Christina Petrova – The Concept of “Being as a Gift” in the Religious-Philosophical System of Radical Orthodoxy
Abstract
: The article examines Radical Orthodoxy as a theological trend that goes back to the roots of Christianity in order to rethink them and use them to critique modern secularism, while presenting a clear program for radical Christianization in all spheres of human activity and in close connection with postmodernism.
Keywords: Radical Orthodoxy; participation; mediation; being as communion; being as a gift; ontology of the gift; ontology of peace; Modernity; secularism; nihilism; Postmodernity.

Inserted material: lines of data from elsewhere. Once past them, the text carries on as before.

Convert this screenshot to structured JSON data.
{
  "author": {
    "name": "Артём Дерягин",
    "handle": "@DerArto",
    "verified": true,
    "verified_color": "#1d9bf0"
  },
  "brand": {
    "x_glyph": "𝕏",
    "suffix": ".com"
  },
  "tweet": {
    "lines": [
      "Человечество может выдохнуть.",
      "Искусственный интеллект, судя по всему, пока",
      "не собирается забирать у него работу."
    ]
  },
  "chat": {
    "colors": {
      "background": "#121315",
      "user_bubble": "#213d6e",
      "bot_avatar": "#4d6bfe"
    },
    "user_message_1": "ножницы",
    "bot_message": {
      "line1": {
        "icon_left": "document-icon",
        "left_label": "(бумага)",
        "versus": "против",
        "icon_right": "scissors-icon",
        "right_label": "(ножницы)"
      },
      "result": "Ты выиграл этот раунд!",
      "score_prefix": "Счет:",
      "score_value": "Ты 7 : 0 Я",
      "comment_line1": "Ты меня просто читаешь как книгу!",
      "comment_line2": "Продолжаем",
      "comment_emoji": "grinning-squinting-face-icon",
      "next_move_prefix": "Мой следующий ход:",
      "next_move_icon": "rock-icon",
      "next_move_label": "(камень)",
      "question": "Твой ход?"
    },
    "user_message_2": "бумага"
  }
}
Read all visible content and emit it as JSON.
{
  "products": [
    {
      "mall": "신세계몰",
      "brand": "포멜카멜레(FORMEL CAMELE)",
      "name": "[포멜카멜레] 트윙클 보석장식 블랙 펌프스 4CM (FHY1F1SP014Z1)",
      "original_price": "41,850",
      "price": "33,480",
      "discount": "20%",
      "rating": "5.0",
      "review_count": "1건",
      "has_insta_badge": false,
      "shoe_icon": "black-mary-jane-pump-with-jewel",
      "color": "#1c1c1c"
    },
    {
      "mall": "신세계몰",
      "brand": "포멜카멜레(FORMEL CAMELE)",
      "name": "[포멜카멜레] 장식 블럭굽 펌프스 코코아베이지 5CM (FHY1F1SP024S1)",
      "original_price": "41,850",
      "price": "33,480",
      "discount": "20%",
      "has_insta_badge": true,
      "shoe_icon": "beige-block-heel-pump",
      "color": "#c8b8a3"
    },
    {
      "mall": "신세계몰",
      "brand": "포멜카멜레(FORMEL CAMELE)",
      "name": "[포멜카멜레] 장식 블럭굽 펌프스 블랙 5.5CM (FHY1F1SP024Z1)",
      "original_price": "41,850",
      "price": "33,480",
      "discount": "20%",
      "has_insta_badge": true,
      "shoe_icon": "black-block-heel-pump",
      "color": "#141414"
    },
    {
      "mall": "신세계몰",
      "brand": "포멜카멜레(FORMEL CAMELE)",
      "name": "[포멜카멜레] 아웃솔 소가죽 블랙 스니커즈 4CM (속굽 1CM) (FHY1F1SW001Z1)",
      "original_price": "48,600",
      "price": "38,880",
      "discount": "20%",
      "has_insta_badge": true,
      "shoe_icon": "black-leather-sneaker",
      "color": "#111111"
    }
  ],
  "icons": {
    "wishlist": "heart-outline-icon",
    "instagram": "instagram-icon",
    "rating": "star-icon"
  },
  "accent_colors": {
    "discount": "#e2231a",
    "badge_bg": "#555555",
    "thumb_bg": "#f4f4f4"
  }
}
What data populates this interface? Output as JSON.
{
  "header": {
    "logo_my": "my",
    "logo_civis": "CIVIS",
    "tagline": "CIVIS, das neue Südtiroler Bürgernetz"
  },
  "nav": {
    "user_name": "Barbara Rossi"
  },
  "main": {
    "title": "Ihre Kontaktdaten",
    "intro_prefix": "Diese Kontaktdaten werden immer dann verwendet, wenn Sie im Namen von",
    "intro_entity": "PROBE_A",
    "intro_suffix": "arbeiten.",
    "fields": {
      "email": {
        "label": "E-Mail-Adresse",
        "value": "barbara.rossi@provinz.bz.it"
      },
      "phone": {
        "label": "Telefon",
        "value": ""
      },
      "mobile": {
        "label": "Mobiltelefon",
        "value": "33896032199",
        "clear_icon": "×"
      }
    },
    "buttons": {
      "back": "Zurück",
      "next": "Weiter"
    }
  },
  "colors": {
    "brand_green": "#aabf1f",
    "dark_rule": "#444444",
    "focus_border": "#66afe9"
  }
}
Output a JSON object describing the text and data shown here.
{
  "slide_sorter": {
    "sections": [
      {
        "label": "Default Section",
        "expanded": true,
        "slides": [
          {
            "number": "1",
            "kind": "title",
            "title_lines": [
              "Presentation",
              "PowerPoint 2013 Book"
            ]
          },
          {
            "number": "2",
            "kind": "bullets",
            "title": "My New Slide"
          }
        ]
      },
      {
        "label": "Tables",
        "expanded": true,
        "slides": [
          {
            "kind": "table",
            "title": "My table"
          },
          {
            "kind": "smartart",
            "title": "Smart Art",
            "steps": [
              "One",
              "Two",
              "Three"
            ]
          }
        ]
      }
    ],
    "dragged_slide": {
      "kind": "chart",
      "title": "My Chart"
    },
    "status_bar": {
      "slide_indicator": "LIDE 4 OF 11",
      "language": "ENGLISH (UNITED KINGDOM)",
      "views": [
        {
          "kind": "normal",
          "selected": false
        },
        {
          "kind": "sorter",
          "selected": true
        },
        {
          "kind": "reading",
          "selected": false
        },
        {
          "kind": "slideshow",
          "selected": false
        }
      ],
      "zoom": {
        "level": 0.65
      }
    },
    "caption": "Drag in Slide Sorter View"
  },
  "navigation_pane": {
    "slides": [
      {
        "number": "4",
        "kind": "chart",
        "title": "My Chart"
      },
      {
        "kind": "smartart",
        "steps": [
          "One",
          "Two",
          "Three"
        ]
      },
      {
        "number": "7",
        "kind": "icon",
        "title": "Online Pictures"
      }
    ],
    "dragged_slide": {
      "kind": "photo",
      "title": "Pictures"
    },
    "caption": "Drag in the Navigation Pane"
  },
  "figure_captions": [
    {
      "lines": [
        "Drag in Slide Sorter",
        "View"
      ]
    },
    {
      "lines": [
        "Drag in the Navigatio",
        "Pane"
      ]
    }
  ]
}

Katerina Katsarska – Inequalities According to the Type of Work Contract among Young People of Bulgarian, Roma and Turkish Ethnic Origin
Abstract
: The article analyses inequalities in the sphere of labour related to the types of work contract young people of different ethnic origins have at the start of their work career. The author uses data from a quantitative and qualitative survey. The article leans on the theoretical foundation set by John Goldthorpe and Richard Breen regarding the definition of inequalities in work contracts. The author analyses these according to the types of work contract of young people of different ethnic origin with basic, secondary and higher education and working in the sphere of healthcare and construction. The conclusion is that, given the same level of completed education, ethnic origin has a negative impact on the chances of finding a job. The author also concludes that young people with a completed basic education have smaller chances of finding a job under a permanent work contract. Young people of Roma ethnic origin are more likely to work without work contract in the grey economy. A better education level increases the chances of young people of Roma ethnic origin to find work, but the negative impact of ethnic origin remains. The assumption that there is a discriminatory attitude towards the Roma even in the cases when they have a higher education is confirmed in reference to Roma nurses who are offered contracts for volunteer work even though hospitals are short of nursing staff. High levels of education and the motivation to be fully engaged in labour help move ethnic barriers and contribute to the smooth crossing of those barriers by individual youths. In order to achieve a higher level of education, however, long years of effort and great motivation is required on the part of youths and their families.
Keywords: work contract; educational and ethnic inequalities.

Emil Dimitrov – The Philosophers of Cordoba
Abstract
: The article is drawn from the author's meeting with Andalusia and Cordoba, the city of scholars and philosophers. It is the birthplace of three great philosophers representing three different philosophical and worldview traditions: Seneca, Averroes, and Moses Maimonides. Thus, the city is presented as an important meeting point between different religious and cultures. The article seeks the points of intersection between the traditions embodied by the three philosophers, and raises the problem of philosophical topoi. The author's familiarity with a variety of sources makes the text a captivating and lively introduction to the cultural heritage of Cordoba and the lives and works of the three great philosophers born there.
Keywords: cultural writing; La Mesquita; Seneca; Averroes; Moses Maimonides; topos; social function of philosophy.